千松信也「ぼくは猟師になった」

めずらしい人もいるものだ。大学(京大)を出て、猟師になった人の話。猟師では食べていけないので、運送会社でバイトをしながら猟師を続けている…。
そうなんだ。日本では、猟師は食べていけないのだ。前半は、なぜ猟師になったか?という生い立ちの話。小さいころから生き物が好きだったこと。動物に触れる仕事がしたくて、獣医をめざそうとしたこと。
学生の頃、バイト先で猟師と知り合い、ワナ猟の手ほどきを受ける。卒業後、京都の郊外に住み、猟師生活を始める。猟師では食べていけないので、運送会社で働きながら狩猟を続けている。
後半は、狩猟生活のディテールを解説してくれる。
ワナ猟では、シカとイノシシを捕る。考えてみれば当たり前のことだが、捕った獲物は、(ワナでは死なない)自分で殺して解体・精肉しなければならない。
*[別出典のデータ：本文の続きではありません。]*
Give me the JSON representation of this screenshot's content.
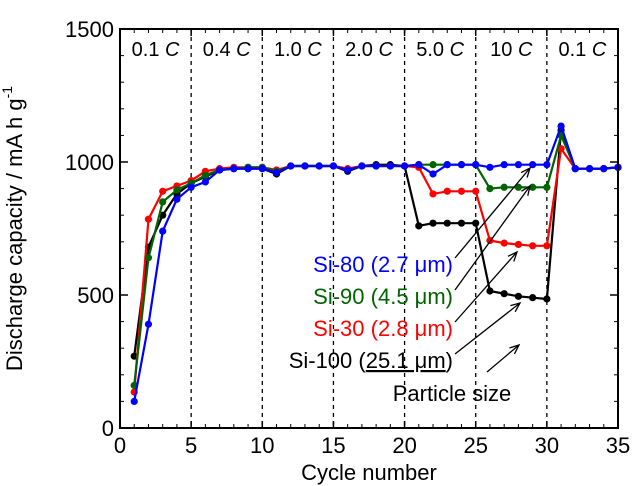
{
  "chart_data": {
    "type": "line",
    "xlabel": "Cycle number",
    "ylabel": "Discharge capacity / mA h g",
    "ylabel_superscript": "-1",
    "xlim": [
      0,
      35
    ],
    "ylim": [
      0,
      1500
    ],
    "xticks": [
      "0",
      "5",
      "10",
      "15",
      "20",
      "25",
      "30",
      "35"
    ],
    "yticks": [
      "0",
      "500",
      "1000",
      "1500"
    ],
    "regions": [
      {
        "rate": "0.1",
        "unit": "C",
        "start": 0,
        "end": 5
      },
      {
        "rate": "0.4",
        "unit": "C",
        "start": 5,
        "end": 10
      },
      {
        "rate": "1.0",
        "unit": "C",
        "start": 10,
        "end": 15
      },
      {
        "rate": "2.0",
        "unit": "C",
        "start": 15,
        "end": 20
      },
      {
        "rate": "5.0",
        "unit": "C",
        "start": 20,
        "end": 25
      },
      {
        "rate": "10",
        "unit": "C",
        "start": 25,
        "end": 30
      },
      {
        "rate": "0.1",
        "unit": "C",
        "start": 30,
        "end": 35
      }
    ],
    "x": [
      1,
      2,
      3,
      4,
      5,
      6,
      7,
      8,
      9,
      10,
      11,
      12,
      13,
      14,
      15,
      16,
      17,
      18,
      19,
      20,
      21,
      22,
      23,
      24,
      25,
      26,
      27,
      28,
      29,
      30,
      31,
      32,
      33,
      34,
      35
    ],
    "series": [
      {
        "name": "Si-80",
        "size": "2.7 μm",
        "underline": false,
        "color": "#0000ff",
        "values": [
          100,
          390,
          740,
          860,
          905,
          925,
          970,
          975,
          975,
          975,
          960,
          985,
          985,
          985,
          985,
          970,
          985,
          985,
          985,
          985,
          990,
          955,
          990,
          990,
          990,
          980,
          990,
          990,
          990,
          990,
          1135,
          975,
          975,
          975,
          980
        ]
      },
      {
        "name": "Si-90",
        "size": "4.5 μm",
        "underline": false,
        "color": "#006400",
        "values": [
          160,
          640,
          850,
          895,
          920,
          950,
          970,
          975,
          980,
          980,
          965,
          985,
          985,
          985,
          985,
          970,
          985,
          985,
          985,
          985,
          990,
          990,
          990,
          990,
          990,
          900,
          905,
          905,
          905,
          905,
          1100,
          975,
          975,
          975,
          980
        ]
      },
      {
        "name": "Si-30",
        "size": "2.8 μm",
        "underline": false,
        "color": "#ff0000",
        "values": [
          135,
          785,
          890,
          910,
          930,
          965,
          975,
          980,
          980,
          980,
          970,
          985,
          985,
          985,
          985,
          975,
          985,
          985,
          985,
          985,
          980,
          880,
          890,
          890,
          890,
          705,
          695,
          690,
          685,
          685,
          1050,
          975,
          975,
          975,
          980
        ]
      },
      {
        "name": "Si-100",
        "size": "25.1 μm",
        "underline": true,
        "color": "#000000",
        "values": [
          270,
          680,
          800,
          880,
          920,
          945,
          970,
          975,
          975,
          975,
          955,
          985,
          985,
          985,
          985,
          965,
          985,
          990,
          990,
          985,
          760,
          770,
          770,
          770,
          770,
          515,
          505,
          495,
          490,
          485,
          1120,
          975,
          975,
          975,
          980
        ]
      }
    ],
    "legend": {
      "placement": "inside-bottom-center",
      "caption": "Particle size"
    }
  }
}
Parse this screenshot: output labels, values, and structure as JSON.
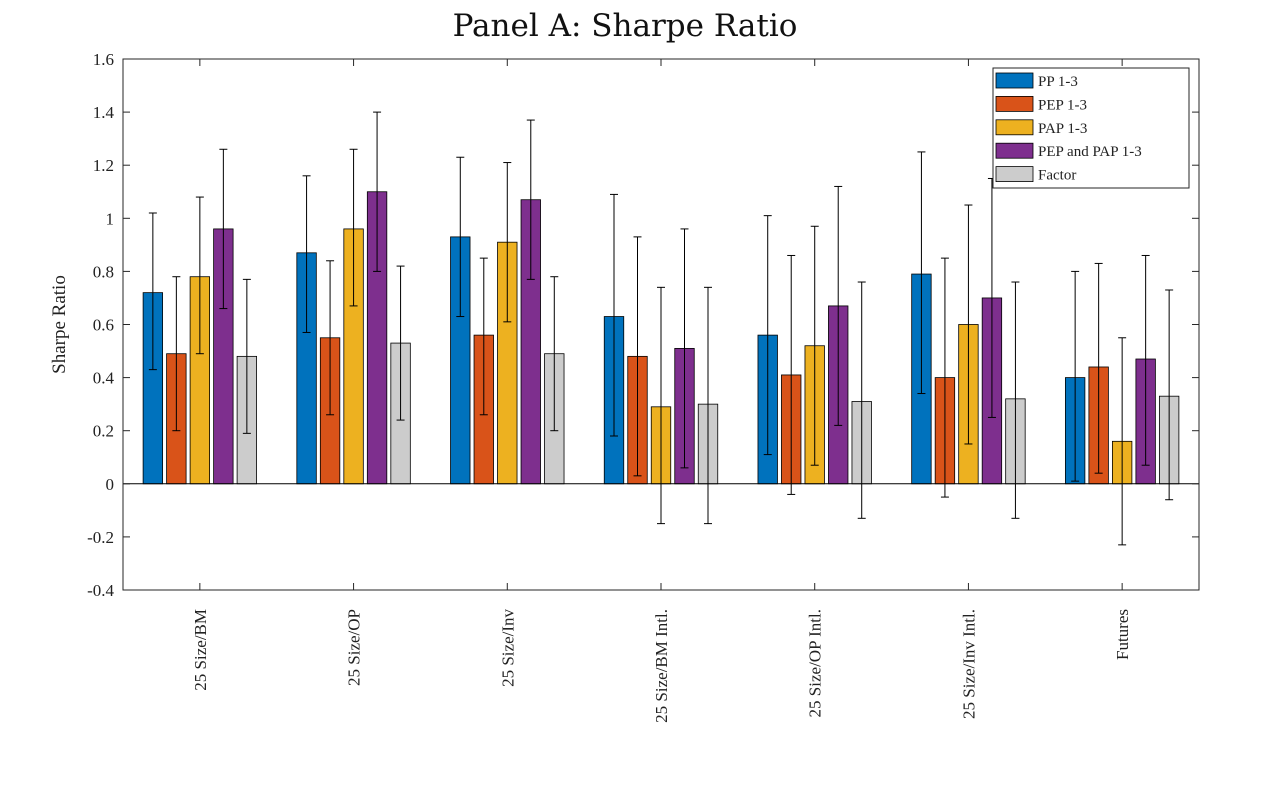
{
  "chart_data": {
    "type": "bar",
    "title": "Panel A: Sharpe Ratio",
    "xlabel": "",
    "ylabel": "Sharpe Ratio",
    "ylim": [
      -0.4,
      1.6
    ],
    "yticks": [
      -0.4,
      -0.2,
      0,
      0.2,
      0.4,
      0.6,
      0.8,
      1,
      1.2,
      1.4,
      1.6
    ],
    "ytick_labels": [
      "-0.4",
      "-0.2",
      "0",
      "0.2",
      "0.4",
      "0.6",
      "0.8",
      "1",
      "1.2",
      "1.4",
      "1.6"
    ],
    "categories": [
      "25 Size/BM",
      "25 Size/OP",
      "25 Size/Inv",
      "25 Size/BM Intl.",
      "25 Size/OP Intl.",
      "25 Size/Inv Intl.",
      "Futures"
    ],
    "legend_position": "top-right",
    "grid": false,
    "error_bars": true,
    "series": [
      {
        "name": "PP 1-3",
        "color": "#0072BD",
        "values": [
          0.72,
          0.87,
          0.93,
          0.63,
          0.56,
          0.79,
          0.4
        ],
        "lower": [
          0.43,
          0.57,
          0.63,
          0.18,
          0.11,
          0.34,
          0.01
        ],
        "upper": [
          1.02,
          1.16,
          1.23,
          1.09,
          1.01,
          1.25,
          0.8
        ]
      },
      {
        "name": "PEP 1-3",
        "color": "#D95319",
        "values": [
          0.49,
          0.55,
          0.56,
          0.48,
          0.41,
          0.4,
          0.44
        ],
        "lower": [
          0.2,
          0.26,
          0.26,
          0.03,
          -0.04,
          -0.05,
          0.04
        ],
        "upper": [
          0.78,
          0.84,
          0.85,
          0.93,
          0.86,
          0.85,
          0.83
        ]
      },
      {
        "name": "PAP 1-3",
        "color": "#EDB120",
        "values": [
          0.78,
          0.96,
          0.91,
          0.29,
          0.52,
          0.6,
          0.16
        ],
        "lower": [
          0.49,
          0.67,
          0.61,
          -0.15,
          0.07,
          0.15,
          -0.23
        ],
        "upper": [
          1.08,
          1.26,
          1.21,
          0.74,
          0.97,
          1.05,
          0.55
        ]
      },
      {
        "name": "PEP and PAP 1-3",
        "color": "#7E2F8E",
        "values": [
          0.96,
          1.1,
          1.07,
          0.51,
          0.67,
          0.7,
          0.47
        ],
        "lower": [
          0.66,
          0.8,
          0.77,
          0.06,
          0.22,
          0.25,
          0.07
        ],
        "upper": [
          1.26,
          1.4,
          1.37,
          0.96,
          1.12,
          1.15,
          0.86
        ]
      },
      {
        "name": "Factor",
        "color": "#CCCCCC",
        "values": [
          0.48,
          0.53,
          0.49,
          0.3,
          0.31,
          0.32,
          0.33
        ],
        "lower": [
          0.19,
          0.24,
          0.2,
          -0.15,
          -0.13,
          -0.13,
          -0.06
        ],
        "upper": [
          0.77,
          0.82,
          0.78,
          0.74,
          0.76,
          0.76,
          0.73
        ]
      }
    ]
  }
}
シカで2〜3時間、イノシシなら数時間を要するという。その当たり前のことに衝撃を受ける。自分にはとてもできない。いや訓練すればできるかもしれないが大変だ。捕まえた獲物は、その日のうちに処理しないといけないので、猟期の忙しい時には、徹夜に近い作業になることもある。その他、網を使った鴨やスズメの猟の様子。肉の処理や調理法などの説明が続く。猟期以外も魚を捕ったり、木の実を採集したり、鹿皮をなめしてバッグを作ったりの生活。これは農業が生まれる以前の狩猟採集生活ではないか。いわば縄文人の生活。
それは究極のロハスだと思った。私たちは普段スーパーでパック入りの肉を買う。レストランで肉料理を食べる。その時、その肉が屠殺され、解体され、精肉された家畜の一部であったことを意識することはない。
猟師になるということ。それは現代人が忘れてしまった肉食=殺生の世界に自ら身を置くことに他ならない。しかし、この本を読んでいて、不思議に残酷さやこわさは感じない。むしろ自然と一体となって生きる清々しさすら感じる。著者が猟銃ではなく、ワナを使う猟にこだわっているせいかもしれない。国家は、このような「殺生」を隔離し、差別することで、その権力を維持してきた。

この清々しさは、自然を搾取しない生活。自然が与えてくれる最小限の恵みだけで生きる生活から来るのではないかと思う。
そういう生活を自ら選んで飛び込んでいく著者の姿勢は、とてもラディカルだ。この本を読むと、農業ですら自然を搾取している。と感じる。